Вагнер побелел как мел. В волнении и досаде Фауст произнес:

– Всех, у кого умерла сестра или отец и они не отмечены на нашей карте, следует обвинить в мошенничестве и лжи. Самое важное – методология, не колодцы или даже не несколько сотен жизней, но самоочевидное доказательство, что инфекция возникла именно так, а не иначе, и что она может быть идентифицирована, прослежена и излечена. Наши записи должны вестись скрупулезно, независимо от того, будут ли они предъявлены или нет!

Он замолчал.

– Вероятно, мы пошли неверным путем.

Подняв склянку с песком, Фауст высыпал холмик на карту, взял нож и начал разглаживать песок и очищать от него некоторые области.

– Посыпем-ка песком те результаты, что соответствуют нашим представлениям. Возможно, посмотрев на получившийся рельеф, мы поймем, как распространяется болезнь.

Некоторое время они работали в полной тишине.

– В этом нет никакой системы, – устало произнес Вагнер, когда они закончили. – Смотрите… Просто пляска по городу какого-то психа.

– Психа… – тихо сказал Фауст. Затем громко добавил: – Какой же я был глупец!

Non disputandum est[16].

Наконец в поле зрения появился дьявол. На нем была причудливая шляпа из голубого шелка с плюмажем из петушиных перьев на тулье, такая широкая, что закрывала один глаз, и такая высокая, что задевала потолок. Вокруг горла пенились кружева.

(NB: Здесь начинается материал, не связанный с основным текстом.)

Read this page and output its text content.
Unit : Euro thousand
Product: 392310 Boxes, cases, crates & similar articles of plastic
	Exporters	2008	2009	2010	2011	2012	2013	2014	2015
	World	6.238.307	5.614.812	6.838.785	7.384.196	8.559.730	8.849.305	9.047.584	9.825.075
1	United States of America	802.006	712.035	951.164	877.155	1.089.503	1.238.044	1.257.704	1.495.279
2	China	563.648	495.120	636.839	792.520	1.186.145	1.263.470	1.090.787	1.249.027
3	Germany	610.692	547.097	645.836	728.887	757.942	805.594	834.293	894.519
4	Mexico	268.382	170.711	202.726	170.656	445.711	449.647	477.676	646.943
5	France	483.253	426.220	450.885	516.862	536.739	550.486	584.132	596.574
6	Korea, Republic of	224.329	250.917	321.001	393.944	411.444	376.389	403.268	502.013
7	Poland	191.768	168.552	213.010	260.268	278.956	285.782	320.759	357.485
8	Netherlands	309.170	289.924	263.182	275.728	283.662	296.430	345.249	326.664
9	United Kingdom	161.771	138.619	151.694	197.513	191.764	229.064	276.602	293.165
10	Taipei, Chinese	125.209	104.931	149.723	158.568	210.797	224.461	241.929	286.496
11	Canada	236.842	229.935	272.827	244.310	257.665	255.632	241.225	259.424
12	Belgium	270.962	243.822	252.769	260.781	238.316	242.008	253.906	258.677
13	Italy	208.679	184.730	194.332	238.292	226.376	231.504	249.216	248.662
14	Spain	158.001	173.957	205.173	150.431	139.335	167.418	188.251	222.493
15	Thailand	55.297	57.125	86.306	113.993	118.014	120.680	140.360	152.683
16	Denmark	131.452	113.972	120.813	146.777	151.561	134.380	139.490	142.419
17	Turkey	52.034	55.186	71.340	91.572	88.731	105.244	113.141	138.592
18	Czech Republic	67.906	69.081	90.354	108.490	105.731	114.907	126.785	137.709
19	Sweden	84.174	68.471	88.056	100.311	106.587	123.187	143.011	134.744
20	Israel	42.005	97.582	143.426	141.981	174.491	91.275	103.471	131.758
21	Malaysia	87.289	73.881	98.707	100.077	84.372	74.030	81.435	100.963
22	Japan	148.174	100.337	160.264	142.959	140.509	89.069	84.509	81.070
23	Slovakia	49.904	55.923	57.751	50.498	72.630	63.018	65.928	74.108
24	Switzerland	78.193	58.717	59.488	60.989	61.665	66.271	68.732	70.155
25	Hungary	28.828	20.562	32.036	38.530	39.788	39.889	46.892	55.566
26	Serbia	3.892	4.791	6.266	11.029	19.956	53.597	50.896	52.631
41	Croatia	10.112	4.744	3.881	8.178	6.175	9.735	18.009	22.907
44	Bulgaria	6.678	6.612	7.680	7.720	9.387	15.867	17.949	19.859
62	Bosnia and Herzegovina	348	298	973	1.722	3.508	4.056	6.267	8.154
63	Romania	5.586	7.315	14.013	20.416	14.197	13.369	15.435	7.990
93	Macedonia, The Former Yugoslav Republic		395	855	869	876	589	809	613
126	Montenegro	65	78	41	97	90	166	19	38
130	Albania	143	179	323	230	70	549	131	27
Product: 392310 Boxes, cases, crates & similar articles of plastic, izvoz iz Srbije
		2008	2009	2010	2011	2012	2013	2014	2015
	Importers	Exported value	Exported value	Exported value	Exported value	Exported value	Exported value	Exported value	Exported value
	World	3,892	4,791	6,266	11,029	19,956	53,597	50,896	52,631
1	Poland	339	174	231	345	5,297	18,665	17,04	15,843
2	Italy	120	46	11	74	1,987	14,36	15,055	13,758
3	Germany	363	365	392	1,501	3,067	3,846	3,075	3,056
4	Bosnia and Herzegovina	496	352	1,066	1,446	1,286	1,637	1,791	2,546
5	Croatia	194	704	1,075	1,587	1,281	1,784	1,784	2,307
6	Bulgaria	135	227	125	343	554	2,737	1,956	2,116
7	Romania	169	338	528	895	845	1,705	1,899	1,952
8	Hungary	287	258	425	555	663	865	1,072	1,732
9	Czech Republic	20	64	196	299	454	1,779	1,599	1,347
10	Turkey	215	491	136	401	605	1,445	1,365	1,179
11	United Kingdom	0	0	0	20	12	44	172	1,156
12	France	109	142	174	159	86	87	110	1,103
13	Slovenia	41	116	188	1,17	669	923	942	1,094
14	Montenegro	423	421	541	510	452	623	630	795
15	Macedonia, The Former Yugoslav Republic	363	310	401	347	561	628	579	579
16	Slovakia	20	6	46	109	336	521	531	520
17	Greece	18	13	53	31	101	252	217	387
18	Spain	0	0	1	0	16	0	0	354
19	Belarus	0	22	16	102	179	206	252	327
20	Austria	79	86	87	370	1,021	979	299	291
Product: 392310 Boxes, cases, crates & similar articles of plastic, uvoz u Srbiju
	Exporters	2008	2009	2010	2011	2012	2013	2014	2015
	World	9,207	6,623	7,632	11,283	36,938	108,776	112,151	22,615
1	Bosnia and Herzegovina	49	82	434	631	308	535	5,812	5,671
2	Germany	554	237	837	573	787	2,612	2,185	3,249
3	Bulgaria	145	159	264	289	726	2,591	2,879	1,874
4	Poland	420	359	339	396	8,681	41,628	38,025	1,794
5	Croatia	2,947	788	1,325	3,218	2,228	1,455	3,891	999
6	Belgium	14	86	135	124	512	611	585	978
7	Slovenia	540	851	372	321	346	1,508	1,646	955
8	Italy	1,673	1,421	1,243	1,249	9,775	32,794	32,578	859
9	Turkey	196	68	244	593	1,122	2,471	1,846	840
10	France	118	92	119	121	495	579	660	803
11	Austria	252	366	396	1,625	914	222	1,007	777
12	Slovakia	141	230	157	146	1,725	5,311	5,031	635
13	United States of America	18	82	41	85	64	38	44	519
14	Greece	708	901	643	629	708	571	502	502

Хоть разок ты сказал правду.

– Я проголодался, – зычно проговорил Фауст. – Давайте спустимся за обедом. Мясо, капуста, пиво – по возможности наилучшее. Но сначала мне нужно сказать пару слов монахине… забыл ее имя – такая пухленькая… Кажется, она дочь аптекаря.

– Ты имеешь в виду Пелагию из ордена кающихся грешников?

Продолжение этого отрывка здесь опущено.